Considering the relative physical positions of the accused and the victim in crimes of rape, the usual location of the external
bodily injuries of the victim is on the face, 67 neck, 68 and anterior portion 69 of her body. Although it is not unnatural to
find contusions on the posterior side, these are usually caused by the downward pressure on the victims body during the
sexual assault. 70 It is unquestionably different when, as in this case, all the stab wounds (except for a minor cut in the
lower left leg) had their entry points at the back running from the upper left shoulder to the lower right buttocks.
It is noteworthy that the deceased was fully clothed in blue shorts and white shirt when her body was brought to her parents
house immediately after it was found. 71 Furthermore, there is a huge bloodstain in the back portion of her shorts. 72 This
must be because she was wearing this piece of clothing when the stab wounds were inflicted or immediately thereafter, thus
allowing the blood to seep into her shorts to such an extent. As accused-appellant would naturally have to pull down the girls
lower garments in order to consummate the rape, then, he must have, regardless of when the stab wounds were inflicted,
pulled up the victims shorts and undergarments after the alleged rape, otherwise, the victims shorts would not have been
stained so extensively. Again, this is contrary to ordinary human experience.
Even assuming that Jennifer had been raped, there is no sufficient proof that it was accused-appellant who had raped her. He
did not confess to having raped the victim.

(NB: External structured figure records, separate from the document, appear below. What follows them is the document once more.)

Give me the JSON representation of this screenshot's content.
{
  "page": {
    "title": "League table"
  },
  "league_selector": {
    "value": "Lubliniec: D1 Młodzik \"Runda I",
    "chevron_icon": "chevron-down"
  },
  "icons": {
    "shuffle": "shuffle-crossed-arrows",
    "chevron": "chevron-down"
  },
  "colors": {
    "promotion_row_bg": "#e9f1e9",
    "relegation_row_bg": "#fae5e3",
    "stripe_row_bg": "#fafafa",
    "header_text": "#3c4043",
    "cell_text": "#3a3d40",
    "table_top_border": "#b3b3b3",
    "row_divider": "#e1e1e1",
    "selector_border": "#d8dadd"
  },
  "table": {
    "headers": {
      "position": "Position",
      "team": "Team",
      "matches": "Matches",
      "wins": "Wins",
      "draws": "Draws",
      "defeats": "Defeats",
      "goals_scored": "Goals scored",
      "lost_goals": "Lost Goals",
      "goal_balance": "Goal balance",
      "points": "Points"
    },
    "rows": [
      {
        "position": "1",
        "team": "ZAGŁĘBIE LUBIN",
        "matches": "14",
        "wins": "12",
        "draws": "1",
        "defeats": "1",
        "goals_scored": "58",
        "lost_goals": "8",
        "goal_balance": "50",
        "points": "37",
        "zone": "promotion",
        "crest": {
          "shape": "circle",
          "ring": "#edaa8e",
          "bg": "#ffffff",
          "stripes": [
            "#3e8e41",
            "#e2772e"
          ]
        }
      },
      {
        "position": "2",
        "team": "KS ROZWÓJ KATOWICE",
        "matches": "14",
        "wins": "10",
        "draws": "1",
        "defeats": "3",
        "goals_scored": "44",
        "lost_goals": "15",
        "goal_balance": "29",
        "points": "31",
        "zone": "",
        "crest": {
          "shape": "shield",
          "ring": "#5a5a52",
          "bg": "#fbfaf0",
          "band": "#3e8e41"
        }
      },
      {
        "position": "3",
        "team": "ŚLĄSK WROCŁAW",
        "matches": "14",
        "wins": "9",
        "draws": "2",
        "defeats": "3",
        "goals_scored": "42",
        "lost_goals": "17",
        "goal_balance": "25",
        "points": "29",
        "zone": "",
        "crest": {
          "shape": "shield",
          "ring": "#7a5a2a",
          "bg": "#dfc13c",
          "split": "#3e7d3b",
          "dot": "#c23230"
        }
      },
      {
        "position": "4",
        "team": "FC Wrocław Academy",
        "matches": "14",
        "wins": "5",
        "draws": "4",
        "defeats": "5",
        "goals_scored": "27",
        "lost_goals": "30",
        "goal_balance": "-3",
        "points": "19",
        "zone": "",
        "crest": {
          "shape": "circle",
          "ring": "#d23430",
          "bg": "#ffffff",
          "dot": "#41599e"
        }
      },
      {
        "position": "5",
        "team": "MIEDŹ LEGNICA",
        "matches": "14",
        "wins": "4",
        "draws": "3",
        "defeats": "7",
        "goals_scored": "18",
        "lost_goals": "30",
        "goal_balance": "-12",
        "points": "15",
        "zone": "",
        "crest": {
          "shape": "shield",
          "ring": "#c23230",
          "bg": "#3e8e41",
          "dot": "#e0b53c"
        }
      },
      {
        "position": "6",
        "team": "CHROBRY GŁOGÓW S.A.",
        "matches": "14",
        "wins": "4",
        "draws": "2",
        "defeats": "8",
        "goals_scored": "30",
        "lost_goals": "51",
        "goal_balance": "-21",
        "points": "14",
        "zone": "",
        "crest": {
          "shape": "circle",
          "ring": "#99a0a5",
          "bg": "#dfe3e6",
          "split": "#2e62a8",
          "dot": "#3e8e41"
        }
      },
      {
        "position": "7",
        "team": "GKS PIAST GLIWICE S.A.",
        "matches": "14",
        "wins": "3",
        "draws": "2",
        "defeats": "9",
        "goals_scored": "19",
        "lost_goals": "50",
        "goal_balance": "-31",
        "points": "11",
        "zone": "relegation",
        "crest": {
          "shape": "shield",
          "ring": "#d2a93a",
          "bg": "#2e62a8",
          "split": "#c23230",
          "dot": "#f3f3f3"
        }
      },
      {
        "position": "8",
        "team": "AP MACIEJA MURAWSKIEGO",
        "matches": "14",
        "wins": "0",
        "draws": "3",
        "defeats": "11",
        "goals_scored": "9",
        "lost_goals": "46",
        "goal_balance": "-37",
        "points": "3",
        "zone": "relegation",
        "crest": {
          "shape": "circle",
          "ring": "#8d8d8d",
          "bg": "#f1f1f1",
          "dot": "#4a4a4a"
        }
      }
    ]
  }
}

From the foregoing, we cannot find that accused-appellant also committed rape. In the special complex crime of rape with
homicide, both the rape and the homicide must be established beyond reasonable doubt. 73
Third. The trial court ordered accused-appellant to pay the heirs of Jennifer Domantay the amount of P30,000.00 as actual
damages. However, the list of expenses produced by the victims father, Jaime Domantay, only totaled P28,430.00. Of this
amount, only P12,000.00 was supported by a receipt. Art. 2199 of the Civil Code provides that a party may recover actual or
compensatory damages only for such loss as he has duly proved. Therefore, the award of actual damages should be reduced
to P12,000.00.
In addition, the heirs of Jennifer Domantay are entitled to recover exemplary damages in view of the presence of the
aggravating circumstance of abuse of superior strength. Art. 2230 of the Civil Code provides for the payment of exemplary
damages when the crime is committed with one or more aggravating circumstance. An amount of P25,000.00 is deemed
appropriate. 74
In accordance with our rulings in People v. Robles 75 and People v. Mengote, 76 the indemnity should be fixed at P50,000.00
and the moral damages at P50,000.00. 77
WHEREFORE, the judgment of the trial court is SET ASIDE and another one is rendered FINDING accused-appellant guilty of
homicide with the aggravating circumstance of abuse of superior strength and sentencing him to a prison term of 12 years of
prision mayor, as minimum, to 20 years of reclusion temporal, as maximum, and ORDERING him to pay the heirs of Jennifer
Domantay the amounts of P50,000.00, as indemnity, P50,000.00, as moral damages, P25,000.00, as exemplary damages,
and P12,000.00, as actual damages, and the costs.
chanroble s.com.ph : virtual law library

SO ORDERED.
Davide, Jr., C.J., Romero, Bellosillo, Melo, Puno, Vitug, Kapunan, Panganiban, Quisumbing, Pardo, Gonzaga-Reyes and
Ynares-Santiago, JJ., concur.
Purisima and Buena, JJ., took no part in the deliberations.